| Just a suggestion... you might want to include an example on your main README. As someone building a language myself, I'm interested in the other languages actively in development... But you start with an info dump, no examples, and then a table of features - where the first feature is not something anyone would pick a language for. You claim to be a memory safe language... And those are buried in the middle of the list. You want to highlight that, and say how you accomplish it. You say you have no GC, but no mention of Affine Ownership or Ref Counting. You talk about thread safety, but no mention of how. You need to show WHY anyone should care about your language, what problem it's solving, and what that looks like as fast as possible. In your comparison table, you leave out Go and include Odin - that seems like a mistake. Go punches FAR above its weight class. Dismissing it because it "comes with a heavy runtime" is likely to get your project dismissed, no offense. Odin is - essentially - experimental. People's attention is fleeting. Everyone and their mother is building a language or two... Some things I want to know right away: 1) what stage are you at (honestly, not wishfully)? 2) what problems have you ACTUALLY solved instead of INTEND to solve at some point in the future? 3) how thorough is your testing, what do you have, how much, what's the coverage by category? 4) this seems like a performance language - I want benchmarks. If you don't have a good concurrency story, you better have something, and you better have convincing benchmarks that it actually works, otherwise - why is anyone from Go or Rust or Zig or Nim or Crystal or Swift or even Java/Kotlin/Scala or C# going to think about switching? |
> what stage are you at
More than 10 years of development, the core aspects of the language are pretty stable and are unlikely to be changed in future. New features can be added, especially in the standard library.

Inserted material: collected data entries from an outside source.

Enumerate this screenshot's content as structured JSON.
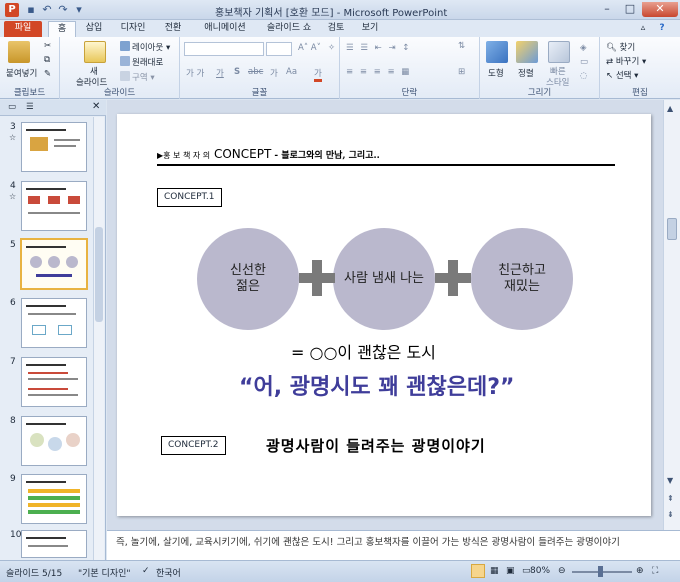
{
  "window": {
    "title": "홍보책자 기획서 [호환 모드] - Microsoft PowerPoint",
    "app_icon": "P"
  },
  "tabs": [
    "파일",
    "홈",
    "삽입",
    "디자인",
    "전환",
    "애니메이션",
    "슬라이드 쇼",
    "검토",
    "보기"
  ],
  "ribbon": {
    "clipboard": {
      "paste": "붙여넣기",
      "label": "클립보드"
    },
    "slides": {
      "new_slide_1": "새",
      "new_slide_2": "슬라이드",
      "layout": "레이아웃",
      "reset": "원래대로",
      "section": "구역",
      "label": "슬라이드"
    },
    "font": {
      "label": "글꼴",
      "gga": "가",
      "shadow": "S",
      "char_spacing": "가",
      "change_case": "Aa",
      "font_color": "가"
    },
    "paragraph": {
      "label": "단락"
    },
    "drawing": {
      "shapes": "도형",
      "arrange": "정렬",
      "quick_styles_1": "빠른",
      "quick_styles_2": "스타일",
      "label": "그리기"
    },
    "editing": {
      "find": "찾기",
      "replace": "바꾸기",
      "select": "선택",
      "label": "편집"
    }
  },
  "thumbnails": [
    {
      "num": "3",
      "star": "☆"
    },
    {
      "num": "4",
      "star": "☆"
    },
    {
      "num": "5",
      "star": ""
    },
    {
      "num": "6",
      "star": ""
    },
    {
      "num": "7",
      "star": ""
    },
    {
      "num": "8",
      "star": ""
    },
    {
      "num": "9",
      "star": ""
    },
    {
      "num": "10",
      "star": ""
    }
  ],
  "slide": {
    "title_prefix": "▶홍 보 책 자 의",
    "title_concept": "CONCEPT",
    "title_suffix": " - 블로그와의 만남, 그리고..",
    "concept1": "CONCEPT.1",
    "circles": [
      "신선한\n젊은",
      "사람 냄새 나는",
      "친근하고\n재밌는"
    ],
    "equation": "= ○○이 괜찮은 도시",
    "quote": "“어, 광명시도 꽤 괜찮은데?”",
    "concept2": "CONCEPT.2",
    "concept2_desc": "광명사람이 들려주는 광명이야기"
  },
  "notes": "즉, 놀기에, 살기에, 교육시키기에, 쉬기에 괜찮은 도시!  그리고 홍보책자를 이끌어 가는 방식은 광명사람이 들려주는 광명이야기",
  "status": {
    "slide_info": "슬라이드 5/15",
    "theme": "\"기본 디자인\"",
    "language": "한국어",
    "zoom": "80%"
  },
  "colors": {
    "file_tab": "#d24726",
    "circle_fill": "#bab8cd",
    "quote_color": "#3f3d9a",
    "selected_thumb": "#e8b341"
  }
}
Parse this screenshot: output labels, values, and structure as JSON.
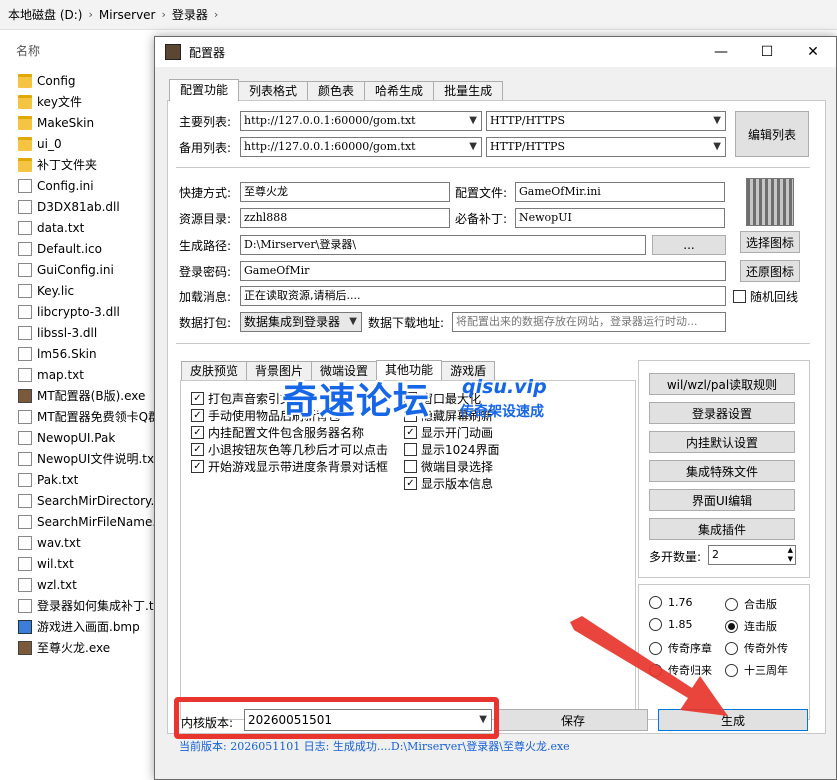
{
  "explorer": {
    "breadcrumbs": [
      "本地磁盘 (D:)",
      "Mirserver",
      "登录器"
    ],
    "column_name": "名称",
    "files": [
      {
        "name": "Config",
        "icon": "folder"
      },
      {
        "name": "key文件",
        "icon": "folder"
      },
      {
        "name": "MakeSkin",
        "icon": "folder"
      },
      {
        "name": "ui_0",
        "icon": "folder"
      },
      {
        "name": "补丁文件夹",
        "icon": "folder"
      },
      {
        "name": "Config.ini",
        "icon": "file"
      },
      {
        "name": "D3DX81ab.dll",
        "icon": "file"
      },
      {
        "name": "data.txt",
        "icon": "file"
      },
      {
        "name": "Default.ico",
        "icon": "file"
      },
      {
        "name": "GuiConfig.ini",
        "icon": "file"
      },
      {
        "name": "Key.lic",
        "icon": "file"
      },
      {
        "name": "libcrypto-3.dll",
        "icon": "file"
      },
      {
        "name": "libssl-3.dll",
        "icon": "file"
      },
      {
        "name": "lm56.Skin",
        "icon": "file"
      },
      {
        "name": "map.txt",
        "icon": "file"
      },
      {
        "name": "MT配置器(B版).exe",
        "icon": "exe"
      },
      {
        "name": "MT配置器免费领卡Q群",
        "icon": "file"
      },
      {
        "name": "NewopUI.Pak",
        "icon": "file"
      },
      {
        "name": "NewopUI文件说明.txt",
        "icon": "file"
      },
      {
        "name": "Pak.txt",
        "icon": "file"
      },
      {
        "name": "SearchMirDirectory.t",
        "icon": "file"
      },
      {
        "name": "SearchMirFileName.t",
        "icon": "file"
      },
      {
        "name": "wav.txt",
        "icon": "file"
      },
      {
        "name": "wil.txt",
        "icon": "file"
      },
      {
        "name": "wzl.txt",
        "icon": "file"
      },
      {
        "name": "登录器如何集成补丁.t",
        "icon": "file"
      },
      {
        "name": "游戏进入画面.bmp",
        "icon": "image"
      },
      {
        "name": "至尊火龙.exe",
        "icon": "exe"
      }
    ]
  },
  "window": {
    "title": "配置器",
    "min_glyph": "—",
    "max_glyph": "☐",
    "close_glyph": "✕",
    "tabs": [
      "配置功能",
      "列表格式",
      "颜色表",
      "哈希生成",
      "批量生成"
    ]
  },
  "config": {
    "primary_list_label": "主要列表:",
    "primary_list_url": "http://127.0.0.1:60000/gom.txt",
    "primary_list_proto": "HTTP/HTTPS",
    "backup_list_label": "备用列表:",
    "backup_list_url": "http://127.0.0.1:60000/gom.txt",
    "backup_list_proto": "HTTP/HTTPS",
    "edit_list_btn": "编辑列表",
    "shortcut_label": "快捷方式:",
    "shortcut_value": "至尊火龙",
    "config_file_label": "配置文件:",
    "config_file_value": "GameOfMir.ini",
    "resource_dir_label": "资源目录:",
    "resource_dir_value": "zzhl888",
    "required_patch_label": "必备补丁:",
    "required_patch_value": "NewopUI",
    "output_path_label": "生成路径:",
    "output_path_value": "D:\\Mirserver\\登录器\\",
    "browse_btn": "...",
    "login_pwd_label": "登录密码:",
    "login_pwd_value": "GameOfMir",
    "loading_msg_label": "加载消息:",
    "loading_msg_value": "正在读取资源,请稍后....",
    "data_pack_label": "数据打包:",
    "data_pack_value": "数据集成到登录器",
    "data_url_label": "数据下载地址:",
    "data_url_placeholder": "将配置出来的数据存放在网站，登录器运行时动...",
    "select_icon_btn": "选择图标",
    "restore_icon_btn": "还原图标",
    "random_loop_label": "随机回线"
  },
  "inner_tabs": [
    "皮肤预览",
    "背景图片",
    "微端设置",
    "其他功能",
    "游戏盾"
  ],
  "options_left": [
    {
      "label": "打包声音索引文件",
      "checked": true
    },
    {
      "label": "手动使用物品后刷新背包",
      "checked": true
    },
    {
      "label": "内挂配置文件包含服务器名称",
      "checked": true
    },
    {
      "label": "小退按钮灰色等几秒后才可以点击",
      "checked": true
    },
    {
      "label": "开始游戏显示带进度条背景对话框",
      "checked": true
    }
  ],
  "options_right": [
    {
      "label": "窗口最大化",
      "checked": false
    },
    {
      "label": "隐藏屏幕刷新",
      "checked": false
    },
    {
      "label": "显示开门动画",
      "checked": true
    },
    {
      "label": "显示1024界面",
      "checked": false
    },
    {
      "label": "微端目录选择",
      "checked": false
    },
    {
      "label": "显示版本信息",
      "checked": true
    }
  ],
  "side_buttons": [
    "wil/wzl/pal读取规则",
    "登录器设置",
    "内挂默认设置",
    "集成特殊文件",
    "界面UI编辑",
    "集成插件"
  ],
  "multi_open": {
    "label": "多开数量:",
    "value": "2"
  },
  "versions": [
    {
      "label": "1.76",
      "selected": false
    },
    {
      "label": "合击版",
      "selected": false
    },
    {
      "label": "1.85",
      "selected": false
    },
    {
      "label": "连击版",
      "selected": true
    },
    {
      "label": "传奇序章",
      "selected": false
    },
    {
      "label": "传奇外传",
      "selected": false
    },
    {
      "label": "传奇归来",
      "selected": false
    },
    {
      "label": "十三周年",
      "selected": false
    }
  ],
  "bottom": {
    "kernel_label": "内核版本:",
    "kernel_value": "20260051501",
    "save_btn": "保存",
    "generate_btn": "生成",
    "status_text": "当前版本: 2026051101 日志: 生成成功....D:\\Mirserver\\登录器\\至尊火龙.exe"
  },
  "watermark": {
    "title": "奇速论坛",
    "url": "qisu.vip",
    "subtitle": "传奇架设速成"
  },
  "colors": {
    "accent": "#0078d7",
    "highlight_red": "#e8352d",
    "watermark_blue": "#1666e8",
    "status_blue": "#1560d8"
  }
}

> what problems have you ACTUALLY solved instead of INTEND to solve at some point in the future?
The main problem is memory safety. It's already solved and not planned to be solved. You already can't shoot your leg with typical memory-related errors.
> how thorough is your testing, what do you have, how much, what's the coverage by category?
I have a lot of tests, several thousands of test-cases covering each language feature, including tests for specific compilation errors, tests for compilation into actual binary code, many tests for each standard library feature, tests for the build system. And of course I have a self-hosted compiler, which proves that everything works as intended in actual code.
> this seems like a performance language - I want benchmarks
Nice suggestion, probably it's worth to adding some benchmarks.
> it actually works
It does. There is just nothing there in the language, which can degrade performance significantly. The same LLVM library is used as in C++ or Rust compilers, no GC is involved, runtime safety checks are sparse. In many cases the result binary code is identical for identical C++ or Rust code or at least closely matches it.
My own rough measurements between two compiler generation (first one written in C++ and second one written in Ü) show nearly identical performance.
> why is anyone from Go or Rust or Zig or Nim or Crystal or Swift or even Java/Kotlin/Scala or C# going to think about switching?
Go and Java-VM based languages are garbage-collected, which is problematic in some areas (like video-games). Rust is fine, but is sometimes too complicated. Zig is just a better C with no memory safety. Nim isn't known for me.